A sweeping roadway safety bill filed by Baker on Tuesday is the latest salvo in the bid to crack down on distracted driving. Under the law, motorists would instead be required to use a Bluetooth connection or other technology to talk hands-free while driving.
Previous efforts to prohibit hand-held use of phones have failed to become law several times in recent years — even though public opinion polling shows widespread support for banning hand-held phones. More than a dozen other states, including all those bordering Massachusetts, have enacted similar bans.
But Stacy Thompson, director of the Livable Streets Alliance, a transportation advocacy group, said the effort this time might succeed because Baker is pushing for it.
“The governor is setting the goal post. We’re starting the session saying safety should be a top priority in our transportation legislative agenda,” she said. “I think the tone is different this year.”
Baker is in some ways an unlikely champion for the ban, having opposed previous efforts to outlaw hand-held phone use while driving. But in late 2017 he changed his tone, saying hands-free technology had become more affordable and distracted driving was a safety issue, while endorsing a proposal before the Legislature at the time. Now he is expected to speak in support of the bill at an event being held by activists at the State House Wednesday.
Massachusetts already bans texting while driving for all drivers, and prohibits drivers under the age of 18 from using cellphones at all. But advocates say that even talking on a device held to your ear while driving can be a distraction. Moreover, law enforcement officials say the texting ban is insufficient, because drivers caught looking at their phones can say they were merely dialing a number — which is still allowed by state law.
Under Baker’s bill, drivers could not touch electronic devices for any purpose other than “a single tap or swipe to activate, deactivate, or initiate hands-free mode.” A first offense would carry a $100 fine, a second offense would be $250, and all subsequent offenses would be $500 if incurred within six years of the first offense. The third offense would also trigger an insurance surcharge.
Drivers could use a dashboard mount to display maps and other navigation apps, although Baker’s proposal would not allow drivers to enter an address into the app while operating the vehicle. The governor’s plan would allow drivers to use their phones in emergencies.

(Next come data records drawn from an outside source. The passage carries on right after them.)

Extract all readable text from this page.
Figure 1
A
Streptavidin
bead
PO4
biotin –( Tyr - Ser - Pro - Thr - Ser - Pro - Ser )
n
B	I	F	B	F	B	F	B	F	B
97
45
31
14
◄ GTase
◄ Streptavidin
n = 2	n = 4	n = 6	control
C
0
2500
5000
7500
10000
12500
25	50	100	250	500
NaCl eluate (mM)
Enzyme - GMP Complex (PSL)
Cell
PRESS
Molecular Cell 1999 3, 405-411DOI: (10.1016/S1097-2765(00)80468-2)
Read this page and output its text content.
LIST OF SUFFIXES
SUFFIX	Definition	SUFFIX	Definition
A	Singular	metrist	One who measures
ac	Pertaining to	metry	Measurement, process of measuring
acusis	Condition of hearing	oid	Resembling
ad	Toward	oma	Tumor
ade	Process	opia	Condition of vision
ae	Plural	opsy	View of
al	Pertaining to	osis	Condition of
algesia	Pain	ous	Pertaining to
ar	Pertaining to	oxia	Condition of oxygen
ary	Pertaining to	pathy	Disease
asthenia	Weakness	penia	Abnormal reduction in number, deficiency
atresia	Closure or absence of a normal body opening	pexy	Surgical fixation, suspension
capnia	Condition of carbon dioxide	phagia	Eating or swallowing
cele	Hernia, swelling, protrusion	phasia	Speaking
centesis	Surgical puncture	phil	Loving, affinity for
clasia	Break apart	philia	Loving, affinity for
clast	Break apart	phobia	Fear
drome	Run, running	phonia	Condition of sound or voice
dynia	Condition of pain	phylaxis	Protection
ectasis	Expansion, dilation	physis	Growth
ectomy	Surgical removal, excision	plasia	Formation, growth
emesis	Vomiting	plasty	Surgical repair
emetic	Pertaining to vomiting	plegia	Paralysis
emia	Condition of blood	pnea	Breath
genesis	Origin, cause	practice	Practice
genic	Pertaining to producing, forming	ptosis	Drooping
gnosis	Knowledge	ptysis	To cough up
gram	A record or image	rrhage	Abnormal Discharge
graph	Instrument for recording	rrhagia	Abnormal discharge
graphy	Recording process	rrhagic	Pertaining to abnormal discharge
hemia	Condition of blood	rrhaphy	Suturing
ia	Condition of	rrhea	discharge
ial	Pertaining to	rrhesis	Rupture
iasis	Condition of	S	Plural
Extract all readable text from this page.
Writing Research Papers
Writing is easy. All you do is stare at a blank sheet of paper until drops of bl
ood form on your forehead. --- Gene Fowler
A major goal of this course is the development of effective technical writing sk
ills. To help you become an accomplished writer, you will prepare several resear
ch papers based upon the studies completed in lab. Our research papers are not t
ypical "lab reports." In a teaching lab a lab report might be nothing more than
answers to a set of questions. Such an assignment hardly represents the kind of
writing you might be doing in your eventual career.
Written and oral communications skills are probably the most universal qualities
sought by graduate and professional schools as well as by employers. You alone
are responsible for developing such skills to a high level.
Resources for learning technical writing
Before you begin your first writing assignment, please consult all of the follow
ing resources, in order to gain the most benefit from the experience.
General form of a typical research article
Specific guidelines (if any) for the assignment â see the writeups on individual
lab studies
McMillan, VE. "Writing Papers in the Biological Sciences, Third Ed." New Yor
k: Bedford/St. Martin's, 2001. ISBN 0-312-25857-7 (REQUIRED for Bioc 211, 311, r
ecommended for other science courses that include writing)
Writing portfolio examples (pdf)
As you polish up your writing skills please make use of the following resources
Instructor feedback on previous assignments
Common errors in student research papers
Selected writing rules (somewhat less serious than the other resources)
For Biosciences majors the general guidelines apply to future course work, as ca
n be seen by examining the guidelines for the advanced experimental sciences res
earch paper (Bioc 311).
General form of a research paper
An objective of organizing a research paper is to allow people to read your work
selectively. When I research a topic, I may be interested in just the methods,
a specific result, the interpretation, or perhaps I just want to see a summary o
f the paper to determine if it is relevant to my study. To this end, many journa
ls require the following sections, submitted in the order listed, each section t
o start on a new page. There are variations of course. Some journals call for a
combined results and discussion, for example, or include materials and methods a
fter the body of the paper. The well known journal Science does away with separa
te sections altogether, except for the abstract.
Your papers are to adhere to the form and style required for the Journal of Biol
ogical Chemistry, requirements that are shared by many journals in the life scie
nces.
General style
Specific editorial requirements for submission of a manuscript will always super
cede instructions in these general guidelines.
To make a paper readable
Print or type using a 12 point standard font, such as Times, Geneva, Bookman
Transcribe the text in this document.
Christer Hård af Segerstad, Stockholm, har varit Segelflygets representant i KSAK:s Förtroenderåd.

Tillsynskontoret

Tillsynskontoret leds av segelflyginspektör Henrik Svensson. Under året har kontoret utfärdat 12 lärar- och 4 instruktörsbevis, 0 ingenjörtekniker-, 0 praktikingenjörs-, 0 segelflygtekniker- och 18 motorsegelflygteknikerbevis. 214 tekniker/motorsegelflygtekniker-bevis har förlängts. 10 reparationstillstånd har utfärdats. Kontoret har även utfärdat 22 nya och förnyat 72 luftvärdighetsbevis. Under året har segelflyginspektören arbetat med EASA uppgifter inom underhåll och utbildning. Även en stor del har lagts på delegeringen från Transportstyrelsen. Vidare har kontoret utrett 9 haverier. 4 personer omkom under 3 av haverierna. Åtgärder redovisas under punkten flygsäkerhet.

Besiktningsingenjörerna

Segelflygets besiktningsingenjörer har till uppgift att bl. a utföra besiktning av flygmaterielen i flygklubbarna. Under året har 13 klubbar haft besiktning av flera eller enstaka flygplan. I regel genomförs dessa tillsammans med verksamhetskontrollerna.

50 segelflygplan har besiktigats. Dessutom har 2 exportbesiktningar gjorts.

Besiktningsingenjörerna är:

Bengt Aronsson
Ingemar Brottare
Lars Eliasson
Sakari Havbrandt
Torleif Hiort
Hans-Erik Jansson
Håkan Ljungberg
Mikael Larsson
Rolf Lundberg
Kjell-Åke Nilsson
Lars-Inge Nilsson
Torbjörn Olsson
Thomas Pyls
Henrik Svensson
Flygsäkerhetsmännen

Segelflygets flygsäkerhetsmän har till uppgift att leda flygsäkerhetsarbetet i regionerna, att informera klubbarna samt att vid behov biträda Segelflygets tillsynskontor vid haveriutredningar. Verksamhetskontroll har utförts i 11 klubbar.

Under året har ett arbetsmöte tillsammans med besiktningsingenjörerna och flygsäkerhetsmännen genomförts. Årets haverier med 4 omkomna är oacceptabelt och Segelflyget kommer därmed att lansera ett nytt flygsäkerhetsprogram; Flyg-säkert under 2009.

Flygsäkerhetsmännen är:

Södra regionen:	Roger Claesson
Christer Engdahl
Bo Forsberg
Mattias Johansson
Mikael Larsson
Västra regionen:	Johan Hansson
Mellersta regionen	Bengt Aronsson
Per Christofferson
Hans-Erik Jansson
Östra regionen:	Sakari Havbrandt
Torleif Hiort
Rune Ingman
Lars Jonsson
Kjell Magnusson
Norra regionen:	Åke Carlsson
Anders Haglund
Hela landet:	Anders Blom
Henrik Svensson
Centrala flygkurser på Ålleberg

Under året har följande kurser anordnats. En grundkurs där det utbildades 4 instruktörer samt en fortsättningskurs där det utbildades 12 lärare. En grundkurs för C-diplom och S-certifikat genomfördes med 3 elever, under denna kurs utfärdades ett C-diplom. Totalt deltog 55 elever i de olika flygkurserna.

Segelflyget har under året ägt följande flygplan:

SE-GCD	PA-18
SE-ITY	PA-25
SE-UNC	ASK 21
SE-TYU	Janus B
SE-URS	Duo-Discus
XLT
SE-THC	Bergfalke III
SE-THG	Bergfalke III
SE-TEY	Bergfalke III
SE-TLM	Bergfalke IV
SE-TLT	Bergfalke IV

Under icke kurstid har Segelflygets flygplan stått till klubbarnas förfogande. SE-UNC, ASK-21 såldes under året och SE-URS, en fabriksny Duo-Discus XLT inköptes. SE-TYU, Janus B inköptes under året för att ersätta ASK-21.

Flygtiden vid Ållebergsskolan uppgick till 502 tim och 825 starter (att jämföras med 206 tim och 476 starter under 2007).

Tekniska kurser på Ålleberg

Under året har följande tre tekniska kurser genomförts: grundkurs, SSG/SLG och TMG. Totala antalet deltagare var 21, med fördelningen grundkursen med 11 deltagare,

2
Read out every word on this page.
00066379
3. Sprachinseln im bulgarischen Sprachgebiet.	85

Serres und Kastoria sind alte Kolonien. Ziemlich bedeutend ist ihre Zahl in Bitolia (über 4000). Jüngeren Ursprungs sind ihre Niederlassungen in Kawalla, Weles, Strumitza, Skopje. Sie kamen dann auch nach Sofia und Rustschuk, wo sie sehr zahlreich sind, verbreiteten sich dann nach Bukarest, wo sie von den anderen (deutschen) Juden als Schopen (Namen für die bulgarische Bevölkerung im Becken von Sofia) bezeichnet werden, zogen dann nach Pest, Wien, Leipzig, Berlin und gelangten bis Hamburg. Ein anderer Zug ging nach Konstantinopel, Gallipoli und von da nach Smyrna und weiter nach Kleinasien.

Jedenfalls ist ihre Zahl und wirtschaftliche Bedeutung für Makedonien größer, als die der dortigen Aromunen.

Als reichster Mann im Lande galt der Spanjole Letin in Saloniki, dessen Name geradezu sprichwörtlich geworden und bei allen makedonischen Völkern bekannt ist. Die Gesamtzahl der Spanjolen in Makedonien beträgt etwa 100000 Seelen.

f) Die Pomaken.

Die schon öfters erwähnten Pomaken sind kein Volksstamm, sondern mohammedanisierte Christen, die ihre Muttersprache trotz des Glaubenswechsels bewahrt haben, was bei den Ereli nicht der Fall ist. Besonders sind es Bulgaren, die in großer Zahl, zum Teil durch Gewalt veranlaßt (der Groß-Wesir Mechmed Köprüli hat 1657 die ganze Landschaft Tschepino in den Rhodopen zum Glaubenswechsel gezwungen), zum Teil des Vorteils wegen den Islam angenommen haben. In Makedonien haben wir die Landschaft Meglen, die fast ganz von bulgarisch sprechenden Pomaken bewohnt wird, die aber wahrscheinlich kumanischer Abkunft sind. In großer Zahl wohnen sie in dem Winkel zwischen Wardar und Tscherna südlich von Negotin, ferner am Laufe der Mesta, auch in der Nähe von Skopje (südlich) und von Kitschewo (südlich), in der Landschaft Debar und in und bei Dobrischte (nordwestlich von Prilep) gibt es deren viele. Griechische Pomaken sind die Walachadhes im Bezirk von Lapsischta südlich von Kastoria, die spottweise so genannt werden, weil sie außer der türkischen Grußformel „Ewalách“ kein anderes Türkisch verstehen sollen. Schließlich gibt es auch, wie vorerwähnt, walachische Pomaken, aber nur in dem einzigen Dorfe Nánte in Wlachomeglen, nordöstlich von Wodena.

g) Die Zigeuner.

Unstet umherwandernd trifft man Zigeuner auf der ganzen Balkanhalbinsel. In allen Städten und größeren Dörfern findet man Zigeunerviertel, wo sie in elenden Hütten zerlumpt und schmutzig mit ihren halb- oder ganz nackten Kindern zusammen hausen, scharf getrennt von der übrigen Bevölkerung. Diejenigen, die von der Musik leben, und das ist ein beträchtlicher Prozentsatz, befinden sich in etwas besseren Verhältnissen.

But the proposal does not address the sticking point that has prevented it from moving forward in recent years: concerns that racial minorities would be unfairly targeted by police.
Former state representative Byron Rushing, who was a member of House leadership, opposed earlier versions of the proposals because he said they lacked requirements that police collect data about traffic enforcement to detect for potential bias.
For similar reasons, Rushing long opposed allowing police to pull drivers over for not wearing a seat belt — but Baker’s new bill would give police that power. Police today can ticket drivers for not using a seat belt, but only if they’ve already been pulled over for something else.
Rushing lost a primary last fall and was not reelected to the Legislature. But the same concerns could be an issue for the bill this time around, said Emily Stein, president of the Safe Roads Alliance, an advocacy group that has long pushed for the ban and is considering putting the issue to voters as a ballot question.
She called for negotiations among police, activists, and lawmakers to ensure the hands-free ban passes with provisions that would protect minorities.
“The issue isn’t going to go away. Leadership has changed, but the issue isn’t going to go away,” she said, referring to concerns that minorities could be unfairly targeted by police. “The police need to be at the table, the legislators need to be at the table, leaders of color need to be at the table, and everyone can talk about what works. But it needs to go through because that will save lives.”
House Speaker Robert DeLeo’s office would say only that Baker’s proposal would be taken under consideration. The state Senate has passed cellphone bans in each of the last two sessions, including one version that required data collection.
Baker’s bill would also allow electric scooter rentals — a form of transportation that has not taken hold here — to operate on Massachusetts roads, by clearing up language in state law that officials in Boston, Cambridge, and Somerville believe makes them illegal because they do not have directional signals. Baker would essentially regulate the scooters as bicycles, instead of as motorized vehicles, and they would not need blinkers. Helmets would be required of any rider age 16 and under.
That approach is in stark contrast to another scooter bill filed in the Legislature that would impose more stringent oversight and regulate scooters more like ride-hailing services, including by charging a fee for each ride.
Boston Transportation Commissioner Gina Fiandaca declined to comment on Baker’s bill to legalize scooters but said Mayor Martin J. Walsh hopes to allow them on the city’s streets as soon as this spring.
Baker’s transportation proposal also includes a provision to amend drunken driving laws, recommending that first-time offenders who apply for a temporary hardship license be required to have an ignition interlock device that tests for alcohol use in their cars for six months. Baker also wants all trucks owned by the state government to install sideguards that would protect cyclists during a crash.